Entercom has confirmed that it expects to being operating WLNK-FM and WBT AM & FM under a Time Brokerage Agreement (TBA) starting Nov. 1 and will begin operating WFNZ-AM under a secondary TBA on January 1, 2017 if the acquisition has not already closed.
Entercom expects the transaction to close in either late Q4 2016 or early in Q1 2017.
Beasley had stated in its own announcement that closing is expected to occur before the end of 2016.
Beasley intends to use the net proceeds from the sale of the four Charlotte signals to reduce its loan payments tied to the Greater Media purchase.
Beasley and Greater Media on July 19 entered into a definitive merger agreement whereby Beasley will acquire all of Greater Media’s outstanding stock for an aggregate consideration of approximately $240 million, subject to adjustments.

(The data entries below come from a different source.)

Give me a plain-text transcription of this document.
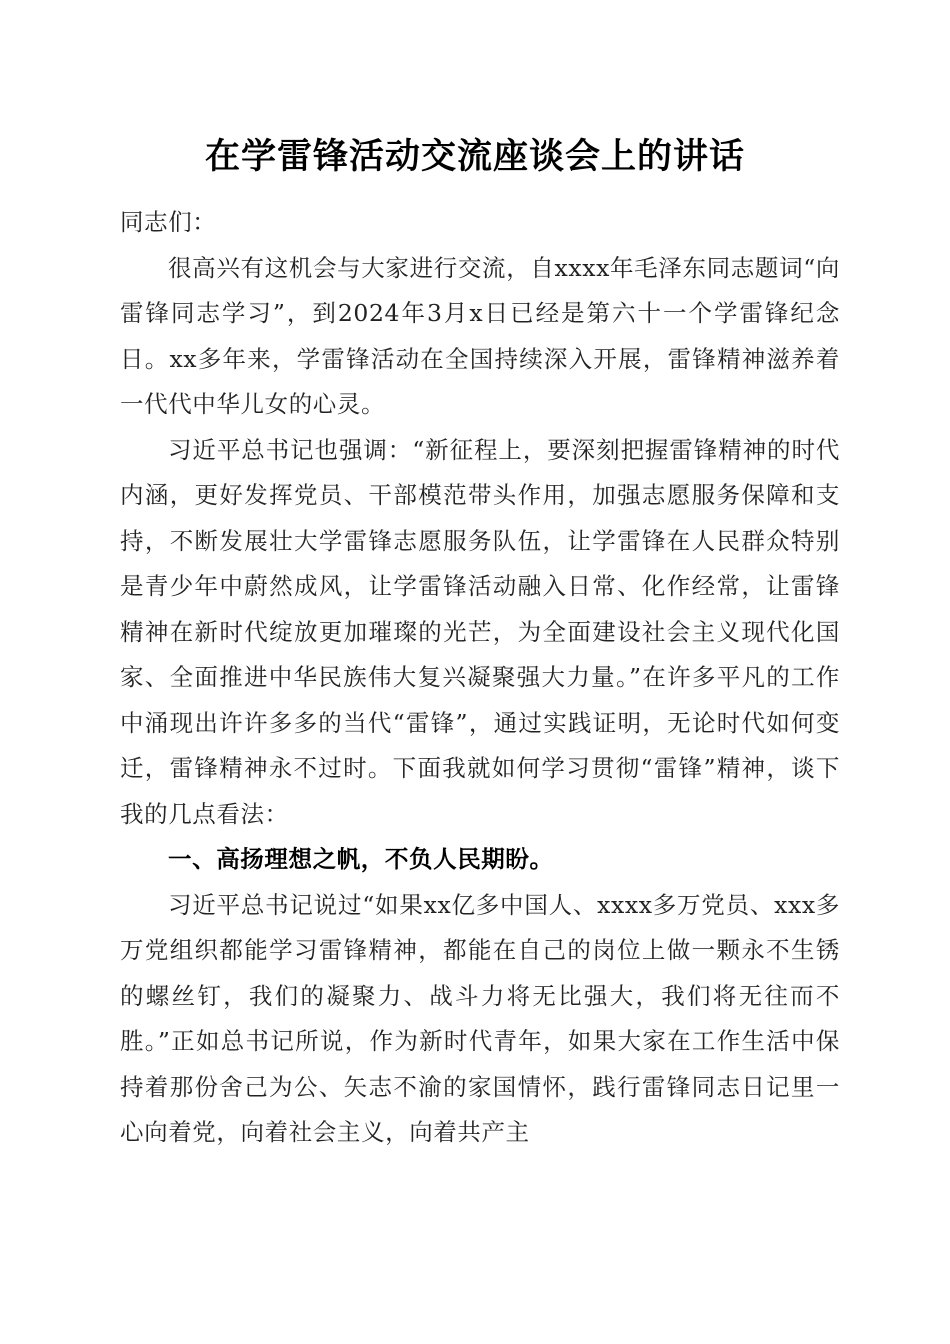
在学雷锋活动交流座谈会上的讲话

同志们：

很高兴有这机会与大家进行交流，自xxxx年毛泽东同志题词“向雷锋同志学习”，到2024年3月x日已经是第六十一个学雷锋纪念日。xx多年来，学雷锋活动在全国持续深入开展，雷锋精神滋养着一代代中华儿女的心灵。

习近平总书记也强调：“新征程上，要深刻把握雷锋精神的时代内涵，更好发挥党员、干部模范带头作用，加强志愿服务保障和支持，不断发展壮大学雷锋志愿服务队伍，让学雷锋在人民群众特别是青少年中蔚然成风，让学雷锋活动融入日常、化作经常，让雷锋精神在新时代绽放更加璀璨的光芒，为全面建设社会主义现代化国家、全面推进中华民族伟大复兴凝聚强大力量。”在许多平凡的工作中涌现出许许多多的当代“雷锋”，通过实践证明，无论时代如何变迁，雷锋精神永不过时。下面我就如何学习贯彻“雷锋”精神，谈下我的几点看法：

一、高扬理想之帆，不负人民期盼。

习近平总书记说过“如果xx亿多中国人、xxxx多万党员、xxx多万党组织都能学习雷锋精神，都能在自己的岗位上做一颗永不生锈的螺丝钉，我们的凝聚力、战斗力将无比强大，我们将无往而不胜。”正如总书记所说，作为新时代青年，如果大家在工作生活中保持着那份舍己为公、矢志不渝的家国情怀，践行雷锋同志日记里一心向着党，向着社会主义，向着共产主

Under the terms of that agreement, Greater Media shareholders are expected to receive approximately $100 million in cash and approximately $25 million in Class A Beasley shares at $4.61 per share. At the opening bell on Oct. 18, BBGI shares were valued at $5.10.
In addition, shareholders of Greater Media will receive the net cash proceeds from the sale of its tower assets, estimated to be approximately $20 million.
Additionally, Beasley will repay approximately $82 million of Greater Media’s debt.